Parte I | COMO ANDA FORTALEZA NO SÉCULO XXI
Capítulo 1 | Metrópole como negócio e precarização da vida cotidiana. Autores: José Borzacchiello da Silva
O artigo analisa Fortaleza a partir do movimento da Reforma Urbana, inclusive o Estatuto da Cidade, salientando o alcance social sob a lógica da democratização do direito pautada no princípio da função social da propriedade e da cidade. A base empírica da análise será o centro da cidade, importante polo de comércio e de serviços que reage a transformação da cidade em uma mercadoria, pautada na espetacularização morfológica e estrutural e nos moldes do empresariamento urbano. Serão consideradas as sucessivas mudanças na estrutura urbana da cidade nas últimas décadas. Como outras metrópoles brasileiras, Fortaleza também passou por um processo de desaceleração demográfica a partir dos anos de 1980, o que, no entanto, não interrompeu seu dinamismo, evidenciado no processo de reestruturação espacial com implantação de sistema integrado de transporte urbano e de equipamentos de grande porte (condomínios residenciais, shoppings center), reforçando antigas e criando novas centralidades, acentuando as desigualdades sociais, alterando, sobremaneira as funções do centro da cidade.
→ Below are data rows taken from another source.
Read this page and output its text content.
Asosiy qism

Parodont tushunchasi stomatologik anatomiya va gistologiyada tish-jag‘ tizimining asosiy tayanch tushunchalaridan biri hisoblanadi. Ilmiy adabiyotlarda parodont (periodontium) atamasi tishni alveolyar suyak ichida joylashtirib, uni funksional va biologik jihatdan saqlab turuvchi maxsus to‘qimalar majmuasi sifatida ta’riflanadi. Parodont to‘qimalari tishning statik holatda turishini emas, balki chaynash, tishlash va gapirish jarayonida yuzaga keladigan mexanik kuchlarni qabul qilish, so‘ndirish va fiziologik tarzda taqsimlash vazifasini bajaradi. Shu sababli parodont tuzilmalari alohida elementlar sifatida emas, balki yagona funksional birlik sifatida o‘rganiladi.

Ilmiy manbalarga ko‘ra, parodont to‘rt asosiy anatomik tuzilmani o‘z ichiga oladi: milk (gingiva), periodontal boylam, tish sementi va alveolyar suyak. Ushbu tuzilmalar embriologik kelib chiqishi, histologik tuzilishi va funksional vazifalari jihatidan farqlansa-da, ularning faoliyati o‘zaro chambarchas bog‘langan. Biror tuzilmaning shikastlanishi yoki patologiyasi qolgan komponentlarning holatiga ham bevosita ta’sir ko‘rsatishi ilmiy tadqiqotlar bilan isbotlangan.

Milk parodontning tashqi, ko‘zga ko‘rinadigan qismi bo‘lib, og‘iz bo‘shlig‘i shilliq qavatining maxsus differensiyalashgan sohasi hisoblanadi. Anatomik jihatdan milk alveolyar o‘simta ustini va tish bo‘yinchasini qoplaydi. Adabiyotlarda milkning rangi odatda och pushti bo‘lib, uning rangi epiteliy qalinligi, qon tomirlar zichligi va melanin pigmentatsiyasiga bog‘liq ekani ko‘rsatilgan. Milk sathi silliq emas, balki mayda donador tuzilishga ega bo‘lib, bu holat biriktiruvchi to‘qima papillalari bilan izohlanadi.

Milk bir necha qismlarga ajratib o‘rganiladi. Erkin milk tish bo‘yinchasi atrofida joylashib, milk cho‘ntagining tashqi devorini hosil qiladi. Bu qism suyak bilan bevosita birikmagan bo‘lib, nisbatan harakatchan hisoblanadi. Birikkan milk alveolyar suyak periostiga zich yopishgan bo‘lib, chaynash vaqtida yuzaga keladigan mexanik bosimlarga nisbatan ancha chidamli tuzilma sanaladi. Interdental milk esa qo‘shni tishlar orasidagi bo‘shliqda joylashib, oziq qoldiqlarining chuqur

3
A proliferação de setores de classe média impõe novas leituras das relações centro-periferia, especialmente, no tocante às dificuldades de acesso à moradia de caráter social. Será enfocado o modelo de gestão urbana pautado nos conceitos de governança e de governabilidade e seus impactos na cidade. A pandemia da Covid-19 afetou sensivelmente o centro da cidade e seus efeitos também serão discutidos.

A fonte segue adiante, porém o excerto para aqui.